Since we will be discussing the idea of “meaning” and other semantic issues, we highly suggest reading through a post from our friend and fellow HBU Husky, Kris Lyle, titled Do words have meanings? over at his blog Old School Script. It is an excellent post so check it out!

So, first things first — a lexicon is an important and invaluable tool for studying Biblical Hebrew, or any language for that matter. Most likely you will be more familiar with the word ‘dictionary.’ While there are multiple Hebrew lexica in existence, there are three primary Hebrew and English dictionaries available to the student of Biblical Hebrew. These are the Brown-Driver-Briggs Hebrew and English Lexicon (BDB), the Hebrew and Aramaic Lexicon of the Old Testament (HALOT), and the Dictionary of Classical Hebrew (DCH). Navigating these important resources can be a daunting task to the beginner Biblical Hebrew student. This is especially true considering these three lexica are organized differently from one another and are based on (or emphasize) different linguistics principles.

The earliest of these three lexica is the Brown-Driver-Briggs Hebrew and English Lexicon which was originally published in 1906. BDB is so named for its authors Francis Brown, R. Driver, and Charles Briggs. Although BDB is largely dependent on the prior work of Wilhelm Gesenius (and completed in his name), it is meant to be a “fresh” and “exhaustive” study of the Hebrew language of the Old Testament which takes the development of the Hebrew language into account throughout the work. The organization of BDB is unlike most dictionaries with which readers will be familiar. With an emphasis on etymology (study of the history of words), BDB is organized around word roots rather than alphabetically. Thus words are classified according to their stems in order to show which words, according to BDB, are related to one another, rather than listed from aleph (א) to taw (ת). BDB aims to be as exhaustive as possible with its material (the biblical texts).

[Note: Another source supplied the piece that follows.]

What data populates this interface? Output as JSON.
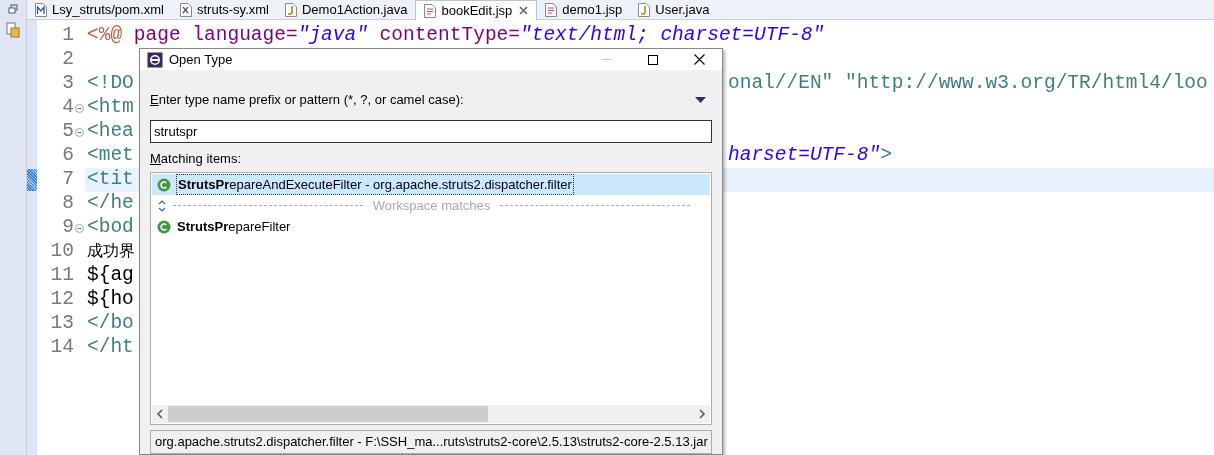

There are two primary methodologies employed by BDB to determine a word’s semantic range or sense. The first and more prominent methodology is comparisons with cognate languages. As the authors undertook the work of the philologist they used other ancient Semitic languages to provide semantic insight into Hebrew words. The Cognate languages explicitly taken into account are Arabic, Assyrian, Syriac, Targemic-Aramaic, Christian-Aramaic, Ethiopic, North-Semitic Inscriptions, 5th century Aramaic texts from Egypt, and Egyptian. Notably absent from the list is Ugaritic* as it was simply not available at the time BDB was under construction. It is clear in the preface of BDB that its lexicographers were somewhat preoccupied with Hebrew cognate languages and the origin of words. The strong emphasis on etymology in BDB stems from the assumption that words “mean” what they “mean” due to the history that they hold. Or, to put it another way, if one can trace the history of a word back to its source, say from another more ancient language, then one can determine what a word really “means”. This assumption is not only present in the etymological information and organization, it is also found in the ordering of the different senses of words found within an individual article. If there are multiple senses of a Hebrew word then the first one listed is considered the most “concrete” sense and is followed by more “abstract” senses. The assumption then is that the concrete meanings are the more basic (and thus earlier) senses, and the abstract senses are developed over time off of the most basic sense.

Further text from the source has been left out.